Question: Please describe in simple terms the research that you conduct. What are the goals of this research?
Answer: In the advancement of alternative energy sources, and the critical importance of the global warming, magnetic refrigeration is a promising energy efficient and environmentally friendly technology to replace conventional vapor-compression techniques. Our research aims to design, develop, and implement the first scalable commercially viable compressor-free magnetic refrigerator system.
Question: What is the significance of this research in terms of practical applications?
Answer: Magnetic refrigeration cooling technology has many useful applications in different fields. Besides being employed in the next generation refrigerator systems in household and supermarkets, this technology can be used for the next generation of heat pumps and air conditioning unites (HVAC). In addition, this technology can be used to cool down computer microchip ICs with the use of microfluidic channels.
Question: What is the current state of Magnetic Refrigeration? And what makes your work unique from other research being conducted in this area?
Answer: Some of the main challenges on the way of magnetic refrigeration to become commercially feasible are refrigerant magnetic hysteresis, low cooling capacity, finding suitable materials as refrigerant that can be used in room temperature with sufficiently wide operating temperature range. Previous works on magnetic refrigeration technology are based on bulk refrigerants. We discovered and showed that by utilizing nanostructural material as refrigerant the adiabatic temperature change per unit of applied magnetic field is increased and the hysteresis is lessened. Our innovative approach will resolve all these challenges and permit the design and implementation of a commercially viable, sustainable, compressor-free, environmentally friendly magnetic refrigerator system.
Question: What are the challenges or limitations associated with this field of research?

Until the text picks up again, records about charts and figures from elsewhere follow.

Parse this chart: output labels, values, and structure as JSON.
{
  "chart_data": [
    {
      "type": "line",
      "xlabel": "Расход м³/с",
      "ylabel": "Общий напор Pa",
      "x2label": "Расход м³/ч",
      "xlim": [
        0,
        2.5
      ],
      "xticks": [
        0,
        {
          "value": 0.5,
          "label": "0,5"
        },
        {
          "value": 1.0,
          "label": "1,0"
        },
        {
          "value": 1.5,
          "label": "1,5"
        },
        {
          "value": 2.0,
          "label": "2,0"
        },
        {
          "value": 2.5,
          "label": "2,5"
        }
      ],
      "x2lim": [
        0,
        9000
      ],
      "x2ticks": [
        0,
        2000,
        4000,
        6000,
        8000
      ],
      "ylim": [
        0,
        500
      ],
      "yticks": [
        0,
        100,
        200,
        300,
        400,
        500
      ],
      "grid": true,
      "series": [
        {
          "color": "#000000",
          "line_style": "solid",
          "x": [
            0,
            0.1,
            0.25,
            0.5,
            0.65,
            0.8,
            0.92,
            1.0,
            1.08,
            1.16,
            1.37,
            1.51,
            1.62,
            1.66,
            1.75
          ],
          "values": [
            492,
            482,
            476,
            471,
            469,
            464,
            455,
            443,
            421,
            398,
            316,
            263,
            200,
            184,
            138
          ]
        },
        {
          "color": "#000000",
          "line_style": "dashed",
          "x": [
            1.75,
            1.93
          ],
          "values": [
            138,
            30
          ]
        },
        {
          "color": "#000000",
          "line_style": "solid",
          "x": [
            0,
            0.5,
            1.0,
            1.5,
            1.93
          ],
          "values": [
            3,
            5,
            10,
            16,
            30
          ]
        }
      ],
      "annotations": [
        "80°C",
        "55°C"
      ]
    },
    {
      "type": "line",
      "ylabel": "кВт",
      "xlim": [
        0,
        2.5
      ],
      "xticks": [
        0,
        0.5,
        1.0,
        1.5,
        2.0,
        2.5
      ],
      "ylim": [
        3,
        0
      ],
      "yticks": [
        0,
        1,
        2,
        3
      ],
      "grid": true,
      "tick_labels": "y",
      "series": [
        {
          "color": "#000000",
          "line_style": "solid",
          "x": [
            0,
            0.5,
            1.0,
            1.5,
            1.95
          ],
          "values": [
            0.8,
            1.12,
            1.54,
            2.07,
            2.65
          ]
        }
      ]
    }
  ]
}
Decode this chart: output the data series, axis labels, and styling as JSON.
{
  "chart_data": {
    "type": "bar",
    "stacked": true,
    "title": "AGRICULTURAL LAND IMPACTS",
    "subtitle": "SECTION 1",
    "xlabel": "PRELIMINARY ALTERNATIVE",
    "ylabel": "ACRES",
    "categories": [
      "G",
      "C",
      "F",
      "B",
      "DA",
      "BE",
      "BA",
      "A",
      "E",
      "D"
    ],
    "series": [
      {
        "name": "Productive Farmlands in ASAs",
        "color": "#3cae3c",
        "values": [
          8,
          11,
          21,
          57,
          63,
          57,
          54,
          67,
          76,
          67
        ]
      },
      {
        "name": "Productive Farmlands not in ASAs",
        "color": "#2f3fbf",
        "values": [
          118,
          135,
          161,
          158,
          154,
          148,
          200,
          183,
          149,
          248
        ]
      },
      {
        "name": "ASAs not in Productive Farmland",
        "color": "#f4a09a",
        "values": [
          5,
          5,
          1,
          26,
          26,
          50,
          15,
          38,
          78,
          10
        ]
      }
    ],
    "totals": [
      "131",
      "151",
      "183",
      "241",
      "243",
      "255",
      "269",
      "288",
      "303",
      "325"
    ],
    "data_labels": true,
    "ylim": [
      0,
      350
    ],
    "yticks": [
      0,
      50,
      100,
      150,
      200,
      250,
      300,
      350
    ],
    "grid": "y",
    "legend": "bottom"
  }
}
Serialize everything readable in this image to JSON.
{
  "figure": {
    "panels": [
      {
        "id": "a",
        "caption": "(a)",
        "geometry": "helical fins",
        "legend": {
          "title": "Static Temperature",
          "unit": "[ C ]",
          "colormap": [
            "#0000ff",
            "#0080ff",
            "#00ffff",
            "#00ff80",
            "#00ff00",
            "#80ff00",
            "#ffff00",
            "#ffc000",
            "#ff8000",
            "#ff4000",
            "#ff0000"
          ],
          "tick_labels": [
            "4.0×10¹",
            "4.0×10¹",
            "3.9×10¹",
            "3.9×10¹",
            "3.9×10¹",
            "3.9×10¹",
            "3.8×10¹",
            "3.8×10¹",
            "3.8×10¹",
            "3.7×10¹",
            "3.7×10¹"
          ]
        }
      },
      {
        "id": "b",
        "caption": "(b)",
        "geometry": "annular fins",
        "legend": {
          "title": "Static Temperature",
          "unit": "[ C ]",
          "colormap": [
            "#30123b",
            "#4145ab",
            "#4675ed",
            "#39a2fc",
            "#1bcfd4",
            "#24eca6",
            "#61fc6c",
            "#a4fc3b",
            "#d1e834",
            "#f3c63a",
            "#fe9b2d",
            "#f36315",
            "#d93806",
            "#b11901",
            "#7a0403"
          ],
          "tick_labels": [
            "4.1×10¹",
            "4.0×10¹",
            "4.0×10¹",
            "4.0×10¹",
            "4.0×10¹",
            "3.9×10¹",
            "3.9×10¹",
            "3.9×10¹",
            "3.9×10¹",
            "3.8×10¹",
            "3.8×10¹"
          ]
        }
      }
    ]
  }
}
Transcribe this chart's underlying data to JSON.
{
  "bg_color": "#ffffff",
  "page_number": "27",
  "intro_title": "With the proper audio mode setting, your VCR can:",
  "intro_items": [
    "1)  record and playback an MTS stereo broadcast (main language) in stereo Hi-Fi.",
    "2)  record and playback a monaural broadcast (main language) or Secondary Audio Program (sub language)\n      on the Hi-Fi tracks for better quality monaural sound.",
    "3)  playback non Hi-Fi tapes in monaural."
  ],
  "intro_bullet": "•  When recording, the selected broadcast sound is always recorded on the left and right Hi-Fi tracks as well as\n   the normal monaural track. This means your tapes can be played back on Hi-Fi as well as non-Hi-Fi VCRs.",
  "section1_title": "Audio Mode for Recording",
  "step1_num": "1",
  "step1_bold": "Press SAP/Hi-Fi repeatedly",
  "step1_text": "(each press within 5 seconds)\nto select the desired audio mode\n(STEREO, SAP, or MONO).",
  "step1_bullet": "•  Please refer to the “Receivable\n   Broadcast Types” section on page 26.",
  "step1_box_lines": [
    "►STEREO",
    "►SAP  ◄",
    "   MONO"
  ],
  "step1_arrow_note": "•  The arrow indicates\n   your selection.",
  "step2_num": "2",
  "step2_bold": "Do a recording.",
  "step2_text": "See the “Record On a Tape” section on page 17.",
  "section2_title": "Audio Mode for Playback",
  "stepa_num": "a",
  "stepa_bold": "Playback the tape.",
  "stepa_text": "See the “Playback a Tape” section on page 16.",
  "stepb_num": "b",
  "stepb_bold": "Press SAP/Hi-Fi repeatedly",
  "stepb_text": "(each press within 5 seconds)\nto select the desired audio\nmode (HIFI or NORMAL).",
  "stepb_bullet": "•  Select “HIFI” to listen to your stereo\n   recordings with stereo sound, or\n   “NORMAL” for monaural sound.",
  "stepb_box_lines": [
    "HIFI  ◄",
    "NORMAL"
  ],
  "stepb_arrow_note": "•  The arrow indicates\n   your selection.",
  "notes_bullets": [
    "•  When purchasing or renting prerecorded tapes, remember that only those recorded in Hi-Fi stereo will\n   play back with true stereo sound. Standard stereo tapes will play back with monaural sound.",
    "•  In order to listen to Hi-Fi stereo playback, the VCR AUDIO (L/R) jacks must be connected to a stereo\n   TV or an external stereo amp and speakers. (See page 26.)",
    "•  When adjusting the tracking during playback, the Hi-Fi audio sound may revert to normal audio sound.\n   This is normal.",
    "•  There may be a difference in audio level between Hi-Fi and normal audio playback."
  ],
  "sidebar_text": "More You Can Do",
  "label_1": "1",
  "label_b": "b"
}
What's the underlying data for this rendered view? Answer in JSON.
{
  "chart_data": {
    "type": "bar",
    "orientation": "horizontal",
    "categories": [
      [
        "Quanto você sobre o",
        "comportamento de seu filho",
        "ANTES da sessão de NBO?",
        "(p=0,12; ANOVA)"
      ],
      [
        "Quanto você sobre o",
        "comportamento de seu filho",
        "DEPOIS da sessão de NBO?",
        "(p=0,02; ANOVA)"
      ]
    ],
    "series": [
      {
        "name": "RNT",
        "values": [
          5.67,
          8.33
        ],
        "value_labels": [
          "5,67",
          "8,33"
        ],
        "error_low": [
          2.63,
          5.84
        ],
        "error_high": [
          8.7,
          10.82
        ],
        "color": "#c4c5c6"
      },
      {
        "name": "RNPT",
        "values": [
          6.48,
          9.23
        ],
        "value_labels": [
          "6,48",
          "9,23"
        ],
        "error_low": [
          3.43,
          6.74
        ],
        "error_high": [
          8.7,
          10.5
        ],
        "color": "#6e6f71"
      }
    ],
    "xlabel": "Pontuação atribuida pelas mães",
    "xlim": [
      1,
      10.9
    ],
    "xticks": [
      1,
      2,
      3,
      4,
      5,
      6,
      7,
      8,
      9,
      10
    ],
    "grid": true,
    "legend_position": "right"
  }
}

Answer: So far, no successful magnetic refrigerator has been built due to the low temperature change of solid bulk refrigerant, and the added burden of hysteresis. We have shown theoretically and supported experimentally that nanomaterials have a higher magnetocaloric effect and less hysteresis compared to their bulk counterpart. As a result the abovementioned challenges can be solved by utilizing appropriate magnetic nanoparticles as the refrigerant to pave the way for this technology to become commercially available.
Question: What successes or milestones have you reached thus far in this research?
Answer: We have shown theoretically that nanomaterials have a higher magnetocaloric effect and less hysteresis compared to their bulk counterpart. Our theoretical work was validated experimentally by synthesis and characterization of a few magnetic nanoparticles. We have shown the correlation between the size, shape, and morphology of magnetic nanoparticles to their magnetic and magnetocaloric properties. More research needs to be done to find the most suitable magnetic nanoparticles with the desired properties to be used as refrigerant.
Question: Are you collaborating with anyone else?
Answer: The Center for Functional Nanomaterials at the Brookhaven National Laboratory of the Department of Energy have agreed to join and collaborate with our group in synthesizing suitable nanomaterials that can be used as refrigerant in magnetic refrigerators.
Question: Who are your research sponsors?
Answer: General Electric (GE) and the Department of Energy have supported our research.